Big Tech’s race for our data is on

The question is who we want to own the data, and how badly we want the AI that it feeds.

Illustration by Donna Grethen / Ikon Images

High-quality and wide-ranging data has been key in creating artificial intelligence for years. It is all the more important in the advent of, for example, OpenAI’s ChatGPT, which seems to be all anyone can talk about right now.

When OpenAI researchers created GPT-3, a precursor to ChatGPT, they filtered out 98.7 per cent of the data from their original dataset, and used datasets of books and English-language Wikipedia to achieve the resulting model. In fact, progress in AI may be limited more by lack of high quality data than the researchers’ access to specialised computers or talent.

This means that the race for data is on between companies such as Google and Microsoft to build increasingly powerful AI models in a bid for dominance in AGI (“artificial general intelligence”), a hypothetical AI that can do most human-level tasks as well as a human can. Or, at least, in the hopes of achieving economic dominance.

Google’s claim on data is quite significant already; it has access to everyone’s Gmail messages and Google Docs, and YouTube content, for example. The company knows the browsing activities and locations of billions of users. Your emails, among billions of other people’s messages, are regularly sent to Google to train their Gmail autocomplete feature, albeit with some encryption guarantees. This kind of data arrangement is critical for Google.

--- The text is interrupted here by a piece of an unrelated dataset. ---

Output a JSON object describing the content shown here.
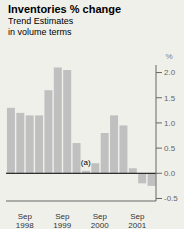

Companies and researchers that don’t have private repositories of data will have to partner with those that do. OpenAI, for example, has signed deals with Shutterstock to train DALL-E 2 (a programme that creates realistic images and art based on a text input) using Shutterstock data to create new stock images, and with BuzzFeed to help it to generate personalised quizzes and listicles. It’s not just a victory for Shutterstock and Buzzfeed to get extremely low-cost personalised content, it’s also good for OpenAI to potentially get more high-quality training data.

Movie studios might be next. Warner Bros and Universal Studios have massive repositories of video data, probably better quality than you could get from a pool of consumers. And maybe we will see one of the big tech companies buy training rights to all books from, say, HarperCollins and Simon & Schuster.

If the algorithms themselves get commoditised – as in, they become indistinguishable between companies – then data may become the economic moat in AI, the one differentiating factor between different companies. But then, without much in the way of data protection laws, it’s probably easier for the companies whose products we already use every day to collect individual data rather than sign deals with mega-corporations.

So it ultimately comes down to governments’ desire to regulate – and to us, the public. Do we, as societies and communities across the world, want increasingly advanced AI, even AGI? And if we do, who do we want to own the data? Which tech giants do we want to give the power to?